The easy way to not have to confront this, I'll confess, is to be writing a novel. I can prolong the rejection as long as possible by funnelling the bulk of my creative energy into one big project rather than a lot of little projects, and that way it will be months at the bare minimum before anybody will have the opportunity to tell me I don't have what it takes to play in the big leagues.
(Is it any surprise that I don't date very often, either? I acquire boyfriends about as often as I get published. My last breakup coincided with the release of my first Black Table blurb. The relationship before that was going on while my Digital Brooklyn columns ran and ended right before my first public reading. I wrote a piece for Winter Mittens, which I later scrapped before it ran, about the one before that.)
(Hm, perhaps there's a correlation here. The more I write, the more action my love life sees, or perhaps the more I date, the more I write. It's a chicken-egg conundrum. Further incentive to risk the rejection in either arena, at any rate.)

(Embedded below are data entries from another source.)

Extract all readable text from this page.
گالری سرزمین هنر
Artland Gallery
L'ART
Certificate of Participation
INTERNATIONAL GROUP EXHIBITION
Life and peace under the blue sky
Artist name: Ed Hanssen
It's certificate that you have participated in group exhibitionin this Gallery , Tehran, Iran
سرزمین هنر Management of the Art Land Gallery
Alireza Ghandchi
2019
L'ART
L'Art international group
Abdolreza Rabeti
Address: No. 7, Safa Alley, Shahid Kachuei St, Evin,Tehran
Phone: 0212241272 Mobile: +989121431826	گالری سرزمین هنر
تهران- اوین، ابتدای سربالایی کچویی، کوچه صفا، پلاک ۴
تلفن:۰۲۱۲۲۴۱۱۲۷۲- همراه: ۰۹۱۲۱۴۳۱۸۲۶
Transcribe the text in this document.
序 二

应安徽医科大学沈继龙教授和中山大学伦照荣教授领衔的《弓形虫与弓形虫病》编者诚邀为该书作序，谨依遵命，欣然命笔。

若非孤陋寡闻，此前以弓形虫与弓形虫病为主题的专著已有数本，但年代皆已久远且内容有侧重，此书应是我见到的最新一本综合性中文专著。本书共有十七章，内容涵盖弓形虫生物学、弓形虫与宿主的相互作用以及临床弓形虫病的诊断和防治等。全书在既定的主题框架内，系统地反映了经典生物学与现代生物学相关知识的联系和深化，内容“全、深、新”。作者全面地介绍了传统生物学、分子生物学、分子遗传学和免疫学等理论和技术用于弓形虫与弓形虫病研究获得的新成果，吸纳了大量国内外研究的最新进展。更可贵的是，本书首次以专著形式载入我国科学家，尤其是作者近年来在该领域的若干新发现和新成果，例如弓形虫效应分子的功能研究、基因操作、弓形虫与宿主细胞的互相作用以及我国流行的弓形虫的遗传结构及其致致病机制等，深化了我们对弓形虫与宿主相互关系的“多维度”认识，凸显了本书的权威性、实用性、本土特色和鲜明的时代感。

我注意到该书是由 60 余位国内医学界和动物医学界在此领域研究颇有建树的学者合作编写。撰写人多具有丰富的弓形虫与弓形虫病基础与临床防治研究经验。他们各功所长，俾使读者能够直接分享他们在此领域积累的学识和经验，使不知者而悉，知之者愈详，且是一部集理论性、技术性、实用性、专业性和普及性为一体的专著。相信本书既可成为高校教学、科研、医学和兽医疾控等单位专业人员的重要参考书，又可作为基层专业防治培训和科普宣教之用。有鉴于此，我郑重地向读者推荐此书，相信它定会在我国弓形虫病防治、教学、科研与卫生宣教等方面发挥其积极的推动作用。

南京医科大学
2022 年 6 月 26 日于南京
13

But the fact that on the strength of a few tiny little blurbs and the towering behemoth of That Blog On That Other Site, complete strangers know me by reputation...that astounds me. I feel sort of like Ben Kweller in his Radish days. He'd never played a single live show and major labels were courting him on the strength of a mighty viral-marketing buzz and a low-quality home demo.
I'm not saying I have a mighty buzz, or the Kwelleresque chops to back even my minibuzzlet up, but I do sort of feel like even the smallest effort I make brings about good things. (PS - I'll make the awful confession that I couldn't hum a Ben Kweller song right now if my life depended on it. I have no idea if he has chops or not.)
I hope that writing about it doesn't somehow jinx it.
Ironically, the piece I think I'm going to read is about the physical manifestation of my untapped potential waking me up and kicking my ass.